For the case (B3) ii) we have that \(\dim (\{(v_1^{(1)},v_2^{(1)}),\ldots , (v_1^{(2^{\frac{n}{2}})}, v_2^{(2^{\frac{n}{2}})}) \})> n/2-k\) since
$$\begin{aligned} \dim \{(v_1^{(1)},v_2^{(1)}),\ldots , (v_1^{(2^{\frac{n}{2}})}, v_2^{(2^{\frac{n}{2}})}) \}+\dim \{(v_3^{(1)},v_4^{(1)}),\ldots , (v_3^{(2^{\frac{n}{2}})}, v_4^{(2^{\frac{n}{2}})})\}\ge \dim (V)=\frac{n}{2}. \end{aligned}$$
Further, since V is a subspace and \(\Vert V\Vert =2^{n/2}\), we have
$$\begin{aligned} \Vert S\Vert =\Vert \{(v_1,v_2, 0_{2k}): (v_1,v_2, 0_{2k})\in V \} \Vert >2^{n/2-k}, \end{aligned}$$
for a linear subspace \(S \subset {{\mathbb {F}}}_2^n\) because \(\dim (\{(v_1^{(1)},v_2^{(1)}),\) \(\ldots , (v_1^{(2^{\frac{n}{2}})}, v_2^{(2^{\frac{n}{2}})}) \})> n/2-k\).

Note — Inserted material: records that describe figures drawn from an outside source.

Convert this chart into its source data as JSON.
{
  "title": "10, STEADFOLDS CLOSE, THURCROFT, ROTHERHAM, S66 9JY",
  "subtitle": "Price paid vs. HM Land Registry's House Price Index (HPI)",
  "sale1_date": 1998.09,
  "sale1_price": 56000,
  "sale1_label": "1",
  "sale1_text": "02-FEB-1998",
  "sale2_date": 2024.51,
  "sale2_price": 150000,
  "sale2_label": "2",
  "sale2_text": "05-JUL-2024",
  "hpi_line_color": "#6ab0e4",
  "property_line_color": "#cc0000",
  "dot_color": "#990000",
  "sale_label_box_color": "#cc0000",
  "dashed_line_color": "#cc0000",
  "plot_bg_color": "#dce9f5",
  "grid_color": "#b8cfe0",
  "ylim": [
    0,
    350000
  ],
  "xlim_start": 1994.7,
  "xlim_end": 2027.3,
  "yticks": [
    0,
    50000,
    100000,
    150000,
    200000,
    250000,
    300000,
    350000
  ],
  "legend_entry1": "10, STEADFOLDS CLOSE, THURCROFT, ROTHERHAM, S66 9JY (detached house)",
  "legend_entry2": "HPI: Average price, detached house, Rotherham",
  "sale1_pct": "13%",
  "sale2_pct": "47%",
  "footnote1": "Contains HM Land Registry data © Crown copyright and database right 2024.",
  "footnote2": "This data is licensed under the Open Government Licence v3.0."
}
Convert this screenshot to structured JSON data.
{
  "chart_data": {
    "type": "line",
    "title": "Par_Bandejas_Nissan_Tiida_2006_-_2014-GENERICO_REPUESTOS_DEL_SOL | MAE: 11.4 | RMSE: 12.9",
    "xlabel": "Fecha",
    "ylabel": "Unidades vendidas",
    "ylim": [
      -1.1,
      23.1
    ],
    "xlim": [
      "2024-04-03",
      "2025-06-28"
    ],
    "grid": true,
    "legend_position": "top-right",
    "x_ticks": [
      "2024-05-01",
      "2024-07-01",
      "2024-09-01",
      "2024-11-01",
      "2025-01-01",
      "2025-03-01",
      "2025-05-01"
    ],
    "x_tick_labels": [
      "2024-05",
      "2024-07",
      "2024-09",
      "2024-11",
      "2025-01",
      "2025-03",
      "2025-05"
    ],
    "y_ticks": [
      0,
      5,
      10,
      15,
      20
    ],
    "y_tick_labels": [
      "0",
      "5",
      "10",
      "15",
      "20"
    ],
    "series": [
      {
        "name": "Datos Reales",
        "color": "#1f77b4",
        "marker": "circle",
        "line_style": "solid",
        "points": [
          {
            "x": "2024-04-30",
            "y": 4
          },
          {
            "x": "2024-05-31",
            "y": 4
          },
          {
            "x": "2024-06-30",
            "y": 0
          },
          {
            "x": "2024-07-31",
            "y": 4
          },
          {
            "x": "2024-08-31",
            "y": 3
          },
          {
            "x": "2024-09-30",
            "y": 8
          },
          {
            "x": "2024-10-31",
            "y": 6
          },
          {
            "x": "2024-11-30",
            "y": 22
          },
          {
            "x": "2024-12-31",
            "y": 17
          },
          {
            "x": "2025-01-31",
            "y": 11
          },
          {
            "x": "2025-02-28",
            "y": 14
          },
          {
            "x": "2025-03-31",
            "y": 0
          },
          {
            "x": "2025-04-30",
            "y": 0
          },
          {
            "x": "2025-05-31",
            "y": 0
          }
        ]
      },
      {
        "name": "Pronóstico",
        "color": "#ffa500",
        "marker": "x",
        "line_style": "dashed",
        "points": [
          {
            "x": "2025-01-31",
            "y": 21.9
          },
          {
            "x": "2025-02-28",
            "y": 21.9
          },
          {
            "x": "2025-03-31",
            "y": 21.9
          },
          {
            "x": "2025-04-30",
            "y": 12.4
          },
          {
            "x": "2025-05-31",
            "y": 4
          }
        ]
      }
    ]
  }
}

Assume now that for any \(v_1,v_2 \) such that \((v_1,v_2, 0_{2k})\in V\), we have that \(v_2\ne 0_{n/2-k} \) implies that \(v_1\ne 0_{n/2-k} \). This would contradict the fact that \(\Vert S\Vert >2^{n/2-k}\). To see this, without loss of generality, we set \(\{ v_1^{i_1},\ldots , v_1^{i_\mu }\}=\{ v_1: (v_1,v_2, 0_{2k})\in S\}\). Since S is a subspace, we must have \(0_{n/2-k}\in \{ v_1^{i_1},\ldots , v_1^{i_\mu }\}\). We also know \( i_\mu \le 2^{n/2-k}<\Vert S\Vert \). Hence, there must exist \((0_{n/2-k}, v_2^{i_\rho },0_{2k})\in V\). Therefore, there must exist one non-zero vector \(a \in V\) of the form \(a=(0_{n/2-k},a_{[2]}, 0_{2k})\in V\). Then, taking some \(b=(b_{[1]},b_{[2]}, 0_{2k})\in V\) we obtain
$$\begin{aligned} \begin{aligned} D_{a}D_bf =&D_{(0_{\frac{n}{2}-k},a_{ [2]})} D_{(b_{[1]},b_{[2]})}g(X^{(n-2k)})\\ =&D_{(b_{[1]},b_{[2]})}(\Phi (X^{(n/2-k)} )\cdot a_{ [2]} )\\ =&D_{b_{[1]}}(\Phi (X^{(n/2-k)} )\cdot a_{ [2]} )\ne 0, \end{aligned} \end{aligned}$$
since \(\Phi \cdot \nu \) has no nonzero linear structure for any \(\nu \in {{\mathbb {F}}}_2^n\setminus \{\mathbf{0 }_{n/2-k}\}\). Combining the cases (A) and (B), we deduce that f does not belong to \({\mathcal {MM}}^{\#}\). \(\square \)